The 37th annual exhibit opens Sept. 14-16. Tickets and information can be found at www.museumofthebigbend.com.
Leese grew up on the YT Ranch in Winkler County, established by her great-grandfather, who traveled from Maine to Colorado in the late 1800’s. He then drove a herd of sheep to a railhead in Odessa to homestead. The ranch now raises Hereford and Angus cattle.
Leese graduated from Abilene Christian University with a bachelor’s degree in Fine Arts and worked on an Master of Fine Arts at Sul Ross State. She is a signature member of the American Plains Artists and Cowgirl Artists of America, a member of Plein Air Artists Colorado, Plein Air Artists of New Mexico and the Outdoor Painters Society.
She has been the artist-in-residence at Fort Union National Monument, Hawaii Volcanoes National Park and the Dry Tortugas National Park in Florida, where she and her husband spent a month on a 50-acre island alone. She has also been featured on Texas Country Reporter. Her work is represented by Jeff Tabor Gallery in Santa Fe and Western Gallery in Austin, and online.

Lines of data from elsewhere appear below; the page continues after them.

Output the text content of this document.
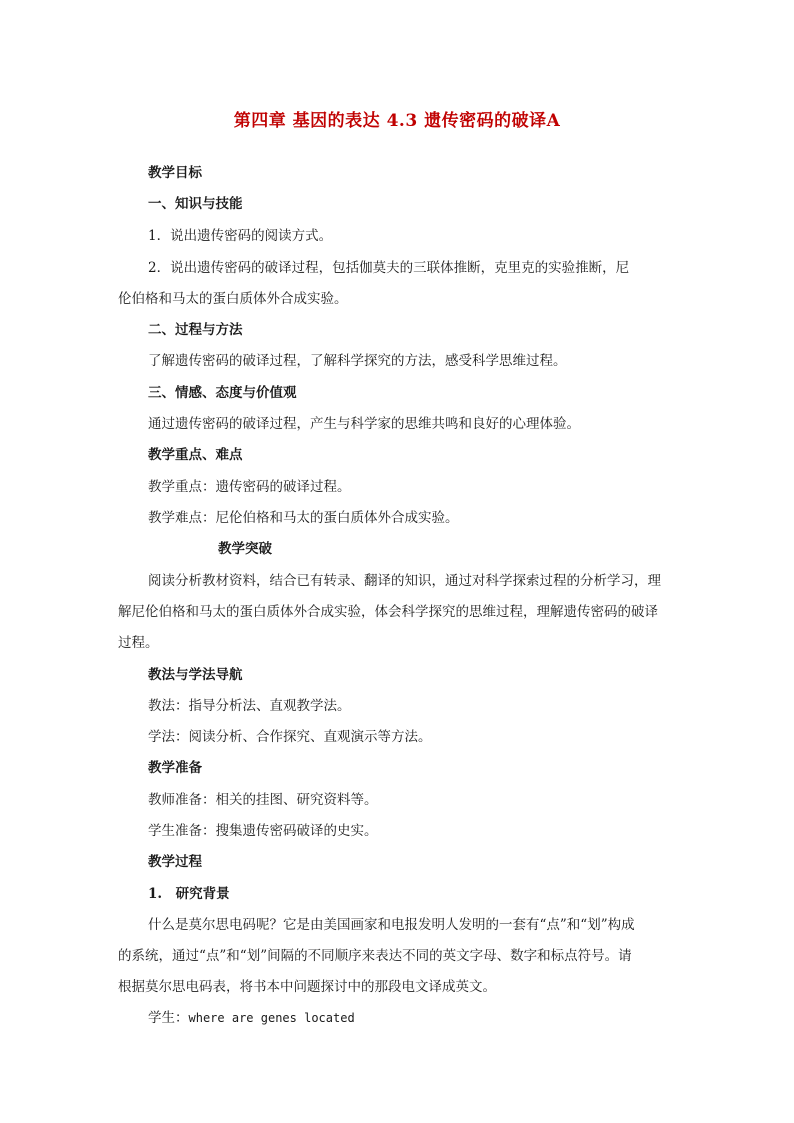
第四章 基因的表达 4.3 遗传密码的破译A
教学目标
一、知识与技能
1．说出遗传密码的阅读方式。
2．说出遗传密码的破译过程，包括伽莫夫的三联体推断，克里克的实验推断，尼
伦伯格和马太的蛋白质体外合成实验。
二、过程与方法
了解遗传密码的破译过程，了解科学探究的方法，感受科学思维过程。
三、情感、态度与价值观
通过遗传密码的破译过程，产生与科学家的思维共鸣和良好的心理体验。
教学重点、难点
教学重点：遗传密码的破译过程。
教学难点：尼伦伯格和马太的蛋白质体外合成实验。
教学突破
阅读分析教材资料，结合已有转录、翻译的知识，通过对科学探索过程的分析学习，理
解尼伦伯格和马太的蛋白质体外合成实验，体会科学探究的思维过程，理解遗传密码的破译
过程。
教法与学法导航
教法：指导分析法、直观教学法。
学法：阅读分析、合作探究、直观演示等方法。
教学准备
教师准备：相关的挂图、研究资料等。
学生准备：搜集遗传密码破译的史实。
教学过程
1.　研究背景
什么是莫尔思电码呢？它是由美国画家和电报发明人发明的一套有“点”和“划”构成
的系统，通过“点”和“划”间隔的不同顺序来表达不同的英文字母、数字和标点符号。请
根据莫尔思电码表，将书本中问题探讨中的那段电文译成英文。
学生：where are genes located
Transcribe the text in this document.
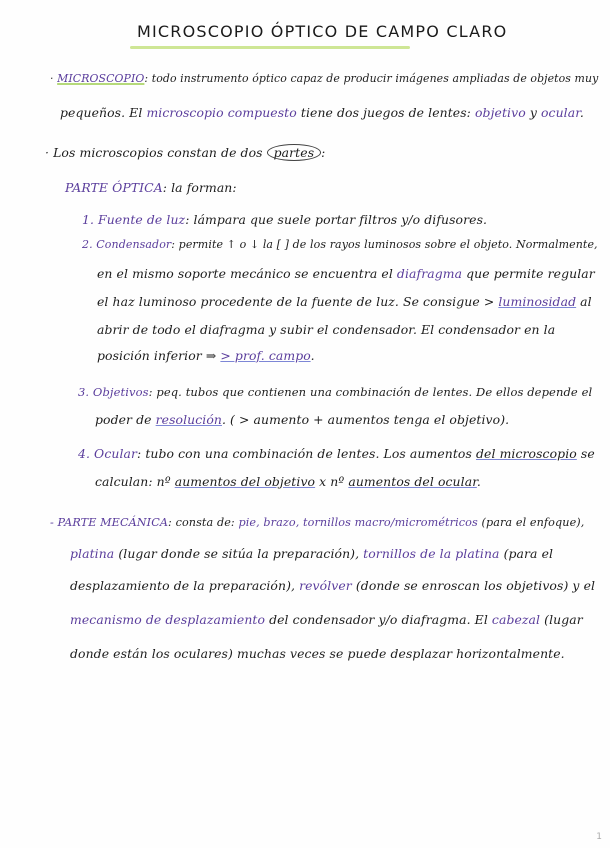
MICROSCOPIO ÓPTICO DE CAMPO CLARO
· MICROSCOPIO: todo instrumento óptico capaz de producir imágenes ampliadas de objetos muy
pequeños. El microscopio compuesto tiene dos juegos de lentes: objetivo y ocular.
· Los microscopios constan de dos partes :
PARTE ÓPTICA: la forman:
1. Fuente de luz: lámpara que suele portar filtros y/o difusores.
2. Condensador: permite ↑ o ↓ la [ ] de los rayos luminosos sobre el objeto. Normalmente,
en el mismo soporte mecánico se encuentra el diafragma que permite regular
el haz luminoso procedente de la fuente de luz. Se consigue > luminosidad al
abrir de todo el diafragma y subir el condensador. El condensador en la
posición inferior ⇒ > prof. campo.
3. Objetivos: peq. tubos que contienen una combinación de lentes. De ellos depende el
poder de resolución. ( > aumento + aumentos tenga el objetivo).
4. Ocular: tubo con una combinación de lentes. Los aumentos del microscopio se
calculan: nº aumentos del objetivo x nº aumentos del ocular.
- PARTE MECÁNICA: consta de: pie, brazo, tornillos macro/micrométricos (para el enfoque),
platina (lugar donde se sitúa la preparación), tornillos de la platina (para el
desplazamiento de la preparación), revólver (donde se enroscan los objetivos) y el
mecanismo de desplazamiento del condensador y/o diafragma. El cabezal (lugar
donde están los oculares) muchas veces se puede desplazar horizontalmente.
1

“My work is about place, specific locations. The work is regional to the Southwest United States, particularly the YT Ranch where I live and work,” Leese wrote in her artist statement. “Coming from a background of ranching makes conservation and stewardship of place a priority. Impressions on the landscape made by natural phenomenon and man are recorded in paint, creating a record of the current environment as seen through the eyes of an artist. The land, occupants and uses for land change over regions and my landscape paintings are a record of the effects of weather conditions, droughts, rain and events like grass fires. “
Leese said she is honored to be the premiere artist for Trappings of Texas art. “All the artists in the show are talented interpreters of the West. Most are involved in agriculture in one way or another, giving an authentic view of the landscape, people and gear of cowgirls and cowboys. The feeling is one of gratefulness to be included in the show,” she said.
“I truly enjoyed my time at SRSU which served as an art colony in its early years with some of the early Texas artists setting up a school there to teach students,” said Leese.